Yesterday evening, the dogs romped in our meadow, glowing orange in their hunting-season vests. In the photo below, the dogs ran underneath a tree that has a deer leg decorating it. That leg has hung in the same spot for years, to keep it out of the dogs' reach. If you click on the photo, you can see greater detail.R emerged from the tree's umbrella bearing a small stick. Nobody can accuse the boy of lacking ambition!
Today, just K and I rolled out the door, heading into a damp and misty forest. We pedaled through a pine forest, across soft pine-needled trails with K forging the way. The arrival of a small band of elk, one with a massive rack, amped her energy to new heights.

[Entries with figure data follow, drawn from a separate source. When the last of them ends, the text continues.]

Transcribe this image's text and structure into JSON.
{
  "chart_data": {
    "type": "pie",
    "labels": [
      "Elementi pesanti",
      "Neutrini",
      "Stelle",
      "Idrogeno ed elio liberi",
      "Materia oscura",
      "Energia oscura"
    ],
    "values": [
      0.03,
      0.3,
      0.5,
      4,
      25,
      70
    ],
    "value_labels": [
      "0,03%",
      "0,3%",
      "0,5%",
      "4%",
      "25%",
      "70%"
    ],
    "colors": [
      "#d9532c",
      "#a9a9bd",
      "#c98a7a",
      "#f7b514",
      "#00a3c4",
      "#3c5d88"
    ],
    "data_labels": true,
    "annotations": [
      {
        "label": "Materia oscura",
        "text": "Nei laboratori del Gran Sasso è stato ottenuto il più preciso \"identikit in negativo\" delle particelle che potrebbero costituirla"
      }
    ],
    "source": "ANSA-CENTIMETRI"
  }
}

When we arrived at a vista, we found that, yet again, clouds hid the flatlands with their fingers reaching up the valleys and gulches toward our mountains.K seemed profoundly uncomfortable on our favorite hill today with her ears pinned back and eyes darting from one side to another. It might've been the wind or an unseen scary animal. Her unhappy ears broadcast her discomfort in the photo above.
We wound along a ledge trail, dipping into gulches and then pedaling up to view points. The clouds chased us, gradually engulfing more of the surrounding hills. Their summits poked out of the clouds like islands in the ocean.
As we passed through a gulch, a small herd of elk galloped loudly across the trail ahead of us, hooves pounding the rocky ground as they descended into extremely rough terrain. K's verve skyrocketed. She usually leaves these creatures alone, but we had to stop to do some remedial training in the spot where the elk had crossed the trail. Hopefully, it's just excitement about seeing them for the first time in months.
Finally, we emerged in a meadow, now covered in brown dry grass and naked aspen trees, with the snowy mountains in the back ground. I love this spot.
After I dropped K off at home, I headed out solo, and somehow entered a time warp. I became so engrossed in my riding and the world around me that I lost all semblance of time sense. Now, that's a sign of a good ride, except when you have vet and dentist appointments to go to!
A bobcat had taken my trail, leaving numerous scent posts smack in the middle of the path. I've read that the bobcat digs his shallow pit, leaving a scent from the sweat glands in his paws. Then, he leaves his scat either in the pit or on top of the small pile of dirt he created.
As I continued along my ridge trail, an odd series of events occurred, making me wonder if a large predator lurked nearby. A deer herd of about eight came sprinting over a rise, directly at me, and didn't seem eager to change course to avoid me. I waved my arms and yelled, worried that they'd trample me. They veered slightly to my right, down a slope, and into the forest. Their behavior led me to believe that some other animal, who scared them more than I did, prowled nearby.
As I rode onward warily, I saw movement up the slope in a boulder-strewn spot. I thought that I glimpsed the thick and muscular tawny legs of a cat, as the animal agilely negotiated the boulders. I stopped, dropped my bike, and tried to get a better view without going any closer. Alas, I couldn't see any more movement and didn't want to risk a confrontation. However, I did see what looked like a set of antlers sticking up from the midst of the boulders. I struggled mightily with my curiosity which was urging me to climb the slope and look at the antlers. But, I managed to stop myself - however, curiosity is going to be the end of me someday! Putting all of my observations together, I think that I may have stumbled across a deer that had just been killed and seen his herd fleeing.
I hopped back on my bike and rode toward home, with one eye constantly scanning behind me. Nothing else odd happened.
I arrived home, unscathed, but profoundly curious. I wonder what was going on in that dark section of forest. I never stop wondering and looking for clues about the daily life of our wild animals. I think that's part of why I love visiting the forest so much.The wild animals at home snarled, growled, and gnashed teeth in mock fighting. I think that K is feeling great based on her enthusiasm for playing with R. Notice that R has taken to 'self-handicapping', placing himself in a non-threatening position on his back, to entice the nervous K to play. R is learning the nuances of self-control so that other dogs will frolic with him!